The problem with telling a lie –even a white lie– is that to maintain it, you have to tell more of them. Each new lie you tell builds on the ones you’ve already told until one day, instead of maintaining some small mistruth, you’re maintaining an entire narrative that you can barely keep straight.
This is the world of Katie Arneson (Kacey Rohl), the university student and dancer at the heart of Yonah Lewis and Calvin Thomas’s White Lie. With one minor difference: she hasn’t told a little white lie; she’s told the world she has cancer.
What lengths would someone have to go to maintain that lie? How long could you keep your head above water with the lies swirling around you? These are the questions at the heart of this movie.
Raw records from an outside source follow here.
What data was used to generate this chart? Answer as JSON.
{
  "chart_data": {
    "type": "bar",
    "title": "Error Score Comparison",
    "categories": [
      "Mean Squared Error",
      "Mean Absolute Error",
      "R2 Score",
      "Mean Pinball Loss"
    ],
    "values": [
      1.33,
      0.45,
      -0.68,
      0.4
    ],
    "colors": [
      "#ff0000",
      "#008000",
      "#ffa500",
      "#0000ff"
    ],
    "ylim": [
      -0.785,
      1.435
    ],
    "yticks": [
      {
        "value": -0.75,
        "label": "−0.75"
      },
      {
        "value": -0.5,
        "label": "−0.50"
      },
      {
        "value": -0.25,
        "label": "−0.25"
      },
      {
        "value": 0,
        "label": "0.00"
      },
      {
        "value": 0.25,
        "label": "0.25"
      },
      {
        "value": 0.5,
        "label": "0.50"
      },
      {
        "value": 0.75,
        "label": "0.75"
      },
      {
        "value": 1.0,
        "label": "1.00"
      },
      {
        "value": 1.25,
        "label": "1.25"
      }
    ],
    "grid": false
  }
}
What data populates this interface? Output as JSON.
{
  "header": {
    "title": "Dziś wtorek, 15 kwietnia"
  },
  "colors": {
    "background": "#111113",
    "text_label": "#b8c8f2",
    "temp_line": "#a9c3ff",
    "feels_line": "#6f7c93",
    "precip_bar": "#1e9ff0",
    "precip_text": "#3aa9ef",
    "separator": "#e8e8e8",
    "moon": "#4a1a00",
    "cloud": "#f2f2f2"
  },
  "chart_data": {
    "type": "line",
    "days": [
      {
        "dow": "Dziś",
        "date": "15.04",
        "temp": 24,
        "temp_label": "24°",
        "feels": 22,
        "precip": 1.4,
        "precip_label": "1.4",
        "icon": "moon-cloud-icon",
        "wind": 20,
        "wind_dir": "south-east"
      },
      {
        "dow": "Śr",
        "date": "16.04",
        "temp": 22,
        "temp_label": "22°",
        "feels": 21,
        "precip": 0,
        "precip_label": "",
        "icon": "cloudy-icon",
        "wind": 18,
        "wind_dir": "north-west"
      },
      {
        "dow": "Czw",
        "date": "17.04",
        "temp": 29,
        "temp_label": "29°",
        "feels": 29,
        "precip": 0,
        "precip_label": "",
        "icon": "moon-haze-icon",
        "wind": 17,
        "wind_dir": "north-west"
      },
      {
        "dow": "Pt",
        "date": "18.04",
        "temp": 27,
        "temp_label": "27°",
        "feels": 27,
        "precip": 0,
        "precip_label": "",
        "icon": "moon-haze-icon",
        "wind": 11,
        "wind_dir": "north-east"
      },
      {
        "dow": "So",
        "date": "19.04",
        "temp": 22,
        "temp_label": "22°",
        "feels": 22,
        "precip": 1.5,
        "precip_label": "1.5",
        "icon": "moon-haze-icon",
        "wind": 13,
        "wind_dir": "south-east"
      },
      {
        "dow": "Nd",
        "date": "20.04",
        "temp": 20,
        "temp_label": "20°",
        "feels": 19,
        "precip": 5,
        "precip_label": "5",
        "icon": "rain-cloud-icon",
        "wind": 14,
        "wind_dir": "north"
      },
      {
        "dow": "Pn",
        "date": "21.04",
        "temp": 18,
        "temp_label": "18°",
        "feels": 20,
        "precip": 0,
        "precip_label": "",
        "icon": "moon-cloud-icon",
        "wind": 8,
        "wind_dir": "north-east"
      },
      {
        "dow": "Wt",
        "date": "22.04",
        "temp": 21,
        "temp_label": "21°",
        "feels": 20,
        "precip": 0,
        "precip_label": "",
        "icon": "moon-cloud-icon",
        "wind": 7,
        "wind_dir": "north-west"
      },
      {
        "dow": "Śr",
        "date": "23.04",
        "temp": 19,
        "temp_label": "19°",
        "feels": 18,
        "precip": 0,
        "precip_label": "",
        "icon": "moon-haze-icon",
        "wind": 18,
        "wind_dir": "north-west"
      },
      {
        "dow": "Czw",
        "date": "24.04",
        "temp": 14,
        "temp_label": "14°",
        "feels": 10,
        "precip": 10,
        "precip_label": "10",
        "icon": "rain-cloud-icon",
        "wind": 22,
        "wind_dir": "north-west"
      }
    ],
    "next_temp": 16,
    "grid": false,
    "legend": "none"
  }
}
As the film opens, Katie is already neck-deep in the ocean of lies she’s surrounded herself with. In the opening scene, she is shaving her head, and in the second scene, she’s taking selfies with fans to promote a fundraiser for her cause.
The weather is starting to turn, though. People are beginning to ask more and more questions, and Katie has to tell more elaborate lies to answer them. Kacey Rohl is great in this, as Katie bounces back and forth between the person she is and the persona she projects. For example, in an early scene where Katie visits her disbelieving father (played by Martin Donovan), she shifts seamlessly from emotional pleas to manipulations and back again without missing a beat.
If the movie has an issue, it’s that while we get well acquainted with what she’s doing and how she’s doing it, we get very little in the way of why she’s doing any of it.
It would be easy just to say, “well, she’s a sociopath” but outside of brief mention that she has faked an illness once before, there’s virtually no motivation –implied or otherwise– to why she’s doing what she’s doing or what might have happened to make her this way if anything. As a result, the film doesn’t really reach the depths a character piece like this could.
But while it might be a little shallower than it maybe could have been, White Lie still has something to say about who we are at our core versus the persona we show others. Part of the True North has a strong central performance and a devastating last shot and is definitely worth your time.